ABT Foundations • Module 6

Error Handling Patterns

Building resilient tests that fail gracefully

Module 6 illustration

"Dear Marilyn,

When my tests fail, the error messages are useless. 'Element not found' tells me nothing. How do I make failures more informative?

— Debugging in the Dark"

Marilyn Responds:

A test that fails silently is worse than no test at all. It gives you false confidence while hiding real problems.

In ABT, error handling is not an afterthought—it's a core design principle.

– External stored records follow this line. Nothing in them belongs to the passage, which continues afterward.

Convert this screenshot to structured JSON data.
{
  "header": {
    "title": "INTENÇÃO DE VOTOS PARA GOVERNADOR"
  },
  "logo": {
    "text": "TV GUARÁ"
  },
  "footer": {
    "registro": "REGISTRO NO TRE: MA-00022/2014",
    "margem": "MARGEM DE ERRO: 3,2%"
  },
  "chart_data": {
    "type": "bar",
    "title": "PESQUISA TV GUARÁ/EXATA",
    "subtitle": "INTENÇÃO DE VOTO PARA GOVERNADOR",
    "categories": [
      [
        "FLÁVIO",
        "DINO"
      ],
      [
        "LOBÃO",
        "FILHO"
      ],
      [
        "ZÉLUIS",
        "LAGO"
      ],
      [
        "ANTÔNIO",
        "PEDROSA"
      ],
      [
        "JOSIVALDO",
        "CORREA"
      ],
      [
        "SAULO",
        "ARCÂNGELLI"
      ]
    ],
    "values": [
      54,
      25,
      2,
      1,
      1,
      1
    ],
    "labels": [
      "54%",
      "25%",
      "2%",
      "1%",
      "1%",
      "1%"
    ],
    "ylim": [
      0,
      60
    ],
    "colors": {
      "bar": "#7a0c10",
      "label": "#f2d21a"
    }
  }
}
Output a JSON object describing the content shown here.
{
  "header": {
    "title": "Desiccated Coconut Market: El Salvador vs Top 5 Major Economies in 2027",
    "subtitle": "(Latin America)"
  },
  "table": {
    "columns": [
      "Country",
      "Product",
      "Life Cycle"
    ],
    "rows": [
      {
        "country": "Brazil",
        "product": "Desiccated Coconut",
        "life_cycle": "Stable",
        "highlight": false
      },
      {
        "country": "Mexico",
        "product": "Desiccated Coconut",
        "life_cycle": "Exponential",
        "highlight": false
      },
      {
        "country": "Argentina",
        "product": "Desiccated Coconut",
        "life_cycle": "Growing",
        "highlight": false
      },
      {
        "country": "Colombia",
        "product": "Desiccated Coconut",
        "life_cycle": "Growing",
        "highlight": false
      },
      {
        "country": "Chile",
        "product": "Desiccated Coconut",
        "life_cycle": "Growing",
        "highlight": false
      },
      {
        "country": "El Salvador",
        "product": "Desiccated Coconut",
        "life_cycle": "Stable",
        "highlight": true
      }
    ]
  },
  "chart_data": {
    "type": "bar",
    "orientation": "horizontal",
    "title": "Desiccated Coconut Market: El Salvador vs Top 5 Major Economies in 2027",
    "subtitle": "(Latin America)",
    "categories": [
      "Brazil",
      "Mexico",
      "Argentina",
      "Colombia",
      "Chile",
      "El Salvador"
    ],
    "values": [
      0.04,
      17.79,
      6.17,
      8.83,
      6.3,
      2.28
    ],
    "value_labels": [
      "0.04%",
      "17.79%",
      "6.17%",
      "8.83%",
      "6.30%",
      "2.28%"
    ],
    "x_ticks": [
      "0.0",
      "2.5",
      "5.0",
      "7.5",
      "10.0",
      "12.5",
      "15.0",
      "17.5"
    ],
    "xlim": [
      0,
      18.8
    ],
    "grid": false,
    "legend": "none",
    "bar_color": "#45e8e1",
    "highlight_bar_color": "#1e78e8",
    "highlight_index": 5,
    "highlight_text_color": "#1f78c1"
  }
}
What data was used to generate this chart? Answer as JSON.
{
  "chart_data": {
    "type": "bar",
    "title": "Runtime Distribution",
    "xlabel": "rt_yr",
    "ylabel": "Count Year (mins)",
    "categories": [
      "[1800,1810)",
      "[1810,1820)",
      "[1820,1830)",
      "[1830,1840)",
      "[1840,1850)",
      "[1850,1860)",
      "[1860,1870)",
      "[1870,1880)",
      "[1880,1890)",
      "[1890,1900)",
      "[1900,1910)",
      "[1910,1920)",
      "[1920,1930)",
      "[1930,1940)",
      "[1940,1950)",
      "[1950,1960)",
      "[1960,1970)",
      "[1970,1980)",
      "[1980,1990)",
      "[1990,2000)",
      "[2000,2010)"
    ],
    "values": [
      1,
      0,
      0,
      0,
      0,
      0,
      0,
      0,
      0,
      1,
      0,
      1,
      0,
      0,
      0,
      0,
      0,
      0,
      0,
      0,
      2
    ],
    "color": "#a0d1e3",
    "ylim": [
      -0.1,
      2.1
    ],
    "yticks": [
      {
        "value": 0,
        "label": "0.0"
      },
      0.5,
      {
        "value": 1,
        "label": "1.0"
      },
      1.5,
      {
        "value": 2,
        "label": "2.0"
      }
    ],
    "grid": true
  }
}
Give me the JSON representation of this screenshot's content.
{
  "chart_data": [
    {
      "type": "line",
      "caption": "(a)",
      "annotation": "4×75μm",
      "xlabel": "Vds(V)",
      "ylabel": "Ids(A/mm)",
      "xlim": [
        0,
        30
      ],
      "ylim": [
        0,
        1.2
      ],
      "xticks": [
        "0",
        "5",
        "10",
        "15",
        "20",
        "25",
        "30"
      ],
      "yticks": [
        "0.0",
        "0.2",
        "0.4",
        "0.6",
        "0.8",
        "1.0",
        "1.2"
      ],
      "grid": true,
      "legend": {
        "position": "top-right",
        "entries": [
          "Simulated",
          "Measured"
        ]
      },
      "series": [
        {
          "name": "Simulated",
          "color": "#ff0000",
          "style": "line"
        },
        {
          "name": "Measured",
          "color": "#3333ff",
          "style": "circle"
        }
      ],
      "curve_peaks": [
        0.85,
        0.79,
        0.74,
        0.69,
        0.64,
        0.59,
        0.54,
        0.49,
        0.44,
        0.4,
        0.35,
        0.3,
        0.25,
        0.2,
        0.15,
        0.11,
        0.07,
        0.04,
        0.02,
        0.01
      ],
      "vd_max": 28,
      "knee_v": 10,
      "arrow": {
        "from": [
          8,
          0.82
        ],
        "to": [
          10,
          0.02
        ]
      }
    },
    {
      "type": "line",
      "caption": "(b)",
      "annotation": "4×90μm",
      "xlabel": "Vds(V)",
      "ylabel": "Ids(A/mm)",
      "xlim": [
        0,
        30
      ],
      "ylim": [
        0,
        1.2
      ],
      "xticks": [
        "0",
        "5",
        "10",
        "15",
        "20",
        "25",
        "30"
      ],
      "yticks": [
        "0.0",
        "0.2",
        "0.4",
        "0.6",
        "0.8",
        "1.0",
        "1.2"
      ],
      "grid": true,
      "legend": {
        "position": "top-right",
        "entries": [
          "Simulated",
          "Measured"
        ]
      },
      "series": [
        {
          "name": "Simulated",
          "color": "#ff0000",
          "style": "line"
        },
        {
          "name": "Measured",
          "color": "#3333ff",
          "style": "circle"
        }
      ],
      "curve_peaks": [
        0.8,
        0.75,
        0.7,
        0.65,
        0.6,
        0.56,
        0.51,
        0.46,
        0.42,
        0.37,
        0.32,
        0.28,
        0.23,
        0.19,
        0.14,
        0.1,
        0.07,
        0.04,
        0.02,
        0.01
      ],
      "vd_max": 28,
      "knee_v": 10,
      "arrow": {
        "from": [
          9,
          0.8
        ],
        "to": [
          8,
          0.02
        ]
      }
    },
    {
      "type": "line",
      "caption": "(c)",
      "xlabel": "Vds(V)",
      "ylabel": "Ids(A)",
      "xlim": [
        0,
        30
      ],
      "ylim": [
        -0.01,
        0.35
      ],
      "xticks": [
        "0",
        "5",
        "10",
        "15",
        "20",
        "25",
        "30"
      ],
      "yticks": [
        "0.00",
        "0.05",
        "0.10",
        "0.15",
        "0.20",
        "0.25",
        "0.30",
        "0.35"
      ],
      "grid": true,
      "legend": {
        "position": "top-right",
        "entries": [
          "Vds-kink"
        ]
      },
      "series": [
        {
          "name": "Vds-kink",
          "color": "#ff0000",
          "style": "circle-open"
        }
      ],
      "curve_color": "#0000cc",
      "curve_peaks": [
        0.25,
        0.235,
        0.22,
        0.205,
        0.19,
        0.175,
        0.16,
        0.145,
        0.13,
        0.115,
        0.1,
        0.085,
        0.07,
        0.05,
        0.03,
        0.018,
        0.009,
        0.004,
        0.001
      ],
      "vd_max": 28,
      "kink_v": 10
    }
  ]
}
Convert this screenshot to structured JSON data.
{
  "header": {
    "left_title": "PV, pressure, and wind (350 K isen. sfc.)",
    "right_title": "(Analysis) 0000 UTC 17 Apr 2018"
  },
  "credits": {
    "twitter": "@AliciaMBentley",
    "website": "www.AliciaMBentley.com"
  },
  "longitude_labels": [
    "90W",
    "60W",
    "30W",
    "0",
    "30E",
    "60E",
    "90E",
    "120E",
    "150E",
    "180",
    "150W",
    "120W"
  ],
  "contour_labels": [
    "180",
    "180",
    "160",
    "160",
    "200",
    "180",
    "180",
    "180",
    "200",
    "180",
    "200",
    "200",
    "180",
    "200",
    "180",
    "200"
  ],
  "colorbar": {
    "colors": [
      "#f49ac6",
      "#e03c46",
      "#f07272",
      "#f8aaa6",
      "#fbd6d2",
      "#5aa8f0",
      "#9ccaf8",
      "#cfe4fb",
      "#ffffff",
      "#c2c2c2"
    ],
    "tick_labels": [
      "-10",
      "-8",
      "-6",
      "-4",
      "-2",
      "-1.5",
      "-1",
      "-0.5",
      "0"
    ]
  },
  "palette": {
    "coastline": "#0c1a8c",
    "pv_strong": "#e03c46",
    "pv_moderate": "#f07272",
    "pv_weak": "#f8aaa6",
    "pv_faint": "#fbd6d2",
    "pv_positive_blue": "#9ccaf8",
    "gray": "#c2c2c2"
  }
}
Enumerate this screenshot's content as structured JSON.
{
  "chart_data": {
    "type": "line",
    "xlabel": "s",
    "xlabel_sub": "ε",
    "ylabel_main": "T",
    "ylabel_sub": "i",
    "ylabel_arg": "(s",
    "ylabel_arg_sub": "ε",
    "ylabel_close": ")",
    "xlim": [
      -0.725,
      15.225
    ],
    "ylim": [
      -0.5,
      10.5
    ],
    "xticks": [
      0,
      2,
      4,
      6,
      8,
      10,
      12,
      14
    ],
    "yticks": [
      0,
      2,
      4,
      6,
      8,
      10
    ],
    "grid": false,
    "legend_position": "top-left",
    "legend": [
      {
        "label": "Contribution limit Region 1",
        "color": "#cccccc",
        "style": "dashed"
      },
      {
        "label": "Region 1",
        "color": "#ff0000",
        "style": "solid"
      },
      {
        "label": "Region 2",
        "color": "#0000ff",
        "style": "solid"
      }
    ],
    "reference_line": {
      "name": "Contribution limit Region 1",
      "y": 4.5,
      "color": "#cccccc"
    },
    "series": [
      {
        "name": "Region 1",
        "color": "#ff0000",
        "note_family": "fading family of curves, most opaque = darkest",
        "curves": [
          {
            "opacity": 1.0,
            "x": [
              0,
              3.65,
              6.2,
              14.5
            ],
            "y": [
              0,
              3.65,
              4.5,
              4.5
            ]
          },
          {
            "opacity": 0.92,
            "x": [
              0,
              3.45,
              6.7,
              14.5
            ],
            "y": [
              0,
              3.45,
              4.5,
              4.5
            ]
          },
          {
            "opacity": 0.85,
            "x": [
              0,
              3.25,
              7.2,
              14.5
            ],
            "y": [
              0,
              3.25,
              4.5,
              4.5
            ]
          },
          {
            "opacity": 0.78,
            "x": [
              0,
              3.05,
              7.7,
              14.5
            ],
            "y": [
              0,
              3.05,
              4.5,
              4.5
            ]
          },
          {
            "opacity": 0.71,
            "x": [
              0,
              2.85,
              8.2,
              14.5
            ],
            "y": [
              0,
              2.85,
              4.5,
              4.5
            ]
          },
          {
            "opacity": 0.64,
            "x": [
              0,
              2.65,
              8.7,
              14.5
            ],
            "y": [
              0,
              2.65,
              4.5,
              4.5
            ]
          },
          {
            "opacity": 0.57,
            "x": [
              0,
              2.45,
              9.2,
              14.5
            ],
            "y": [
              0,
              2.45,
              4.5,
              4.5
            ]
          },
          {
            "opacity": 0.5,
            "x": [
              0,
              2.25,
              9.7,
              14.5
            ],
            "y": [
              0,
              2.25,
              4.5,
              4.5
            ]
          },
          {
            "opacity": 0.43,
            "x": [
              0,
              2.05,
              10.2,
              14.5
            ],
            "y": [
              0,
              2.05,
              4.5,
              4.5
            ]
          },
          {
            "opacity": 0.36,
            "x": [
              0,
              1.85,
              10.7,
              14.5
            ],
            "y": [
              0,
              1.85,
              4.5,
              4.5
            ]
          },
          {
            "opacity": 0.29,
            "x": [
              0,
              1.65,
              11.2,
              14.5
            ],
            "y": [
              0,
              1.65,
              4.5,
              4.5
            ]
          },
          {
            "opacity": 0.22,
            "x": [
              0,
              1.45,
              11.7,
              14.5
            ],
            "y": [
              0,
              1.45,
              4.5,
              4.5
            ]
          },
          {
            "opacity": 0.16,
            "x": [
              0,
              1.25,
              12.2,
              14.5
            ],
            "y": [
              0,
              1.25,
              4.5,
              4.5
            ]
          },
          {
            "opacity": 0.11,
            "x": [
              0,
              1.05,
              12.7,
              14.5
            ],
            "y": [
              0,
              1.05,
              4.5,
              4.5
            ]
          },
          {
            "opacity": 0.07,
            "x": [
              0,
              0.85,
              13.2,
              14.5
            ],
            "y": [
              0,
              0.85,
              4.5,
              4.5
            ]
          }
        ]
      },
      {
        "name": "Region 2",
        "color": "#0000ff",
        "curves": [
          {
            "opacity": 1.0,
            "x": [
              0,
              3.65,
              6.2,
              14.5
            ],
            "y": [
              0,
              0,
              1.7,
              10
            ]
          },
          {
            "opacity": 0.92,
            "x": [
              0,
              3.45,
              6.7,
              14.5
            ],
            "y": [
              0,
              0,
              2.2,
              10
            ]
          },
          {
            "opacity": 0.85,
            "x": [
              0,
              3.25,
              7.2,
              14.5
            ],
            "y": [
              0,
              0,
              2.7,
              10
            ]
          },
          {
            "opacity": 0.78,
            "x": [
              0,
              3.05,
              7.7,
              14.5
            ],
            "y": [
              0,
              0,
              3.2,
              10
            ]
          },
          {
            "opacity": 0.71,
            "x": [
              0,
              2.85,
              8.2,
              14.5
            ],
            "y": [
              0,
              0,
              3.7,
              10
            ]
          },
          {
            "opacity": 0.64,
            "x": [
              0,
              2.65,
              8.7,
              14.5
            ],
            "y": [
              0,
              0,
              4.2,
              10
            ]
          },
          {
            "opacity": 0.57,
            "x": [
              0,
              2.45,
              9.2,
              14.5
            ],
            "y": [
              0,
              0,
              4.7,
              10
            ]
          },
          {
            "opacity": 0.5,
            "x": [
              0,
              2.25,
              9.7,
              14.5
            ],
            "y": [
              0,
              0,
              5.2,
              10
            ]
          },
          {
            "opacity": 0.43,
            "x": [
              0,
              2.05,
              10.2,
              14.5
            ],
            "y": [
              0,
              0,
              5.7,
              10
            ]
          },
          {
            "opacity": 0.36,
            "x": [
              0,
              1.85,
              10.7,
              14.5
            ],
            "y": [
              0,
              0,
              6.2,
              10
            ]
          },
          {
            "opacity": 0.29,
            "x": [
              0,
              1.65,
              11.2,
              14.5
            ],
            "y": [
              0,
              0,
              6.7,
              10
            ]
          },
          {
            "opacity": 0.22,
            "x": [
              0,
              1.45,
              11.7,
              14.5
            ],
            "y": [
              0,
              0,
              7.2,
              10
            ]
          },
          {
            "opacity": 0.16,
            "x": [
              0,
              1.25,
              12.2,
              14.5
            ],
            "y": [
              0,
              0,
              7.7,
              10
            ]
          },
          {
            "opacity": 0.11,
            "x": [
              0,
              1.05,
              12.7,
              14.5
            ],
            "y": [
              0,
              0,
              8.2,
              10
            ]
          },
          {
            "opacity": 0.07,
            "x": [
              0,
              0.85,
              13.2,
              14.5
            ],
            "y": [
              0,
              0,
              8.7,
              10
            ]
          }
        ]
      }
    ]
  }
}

Every action should fail with context: what was attempted, what was expected, what actually happened.

Good error messages are an investment in your future self's sanity.

The Error Hierarchy

ABT distinguishes between error types:

  • Test Failures — The application didn't behave as expected (real bugs)
  • Test Errors — The test itself couldn't execute (infrastructure issues)
  • Test Warnings — Something unexpected but non-fatal occurred

Each type requires different handling and different responses.

Quick Check: Module 6

Question: What's the difference between a test failure and a test error?

a) There is no difference

b) Failures indicate application bugs; errors indicate test/infrastructure issues

c) Failures are more severe than errors

d) Errors only happen in production

(Answer: b — Distinguishing failures from errors helps teams prioritize: failures need developer attention, errors need test maintenance.)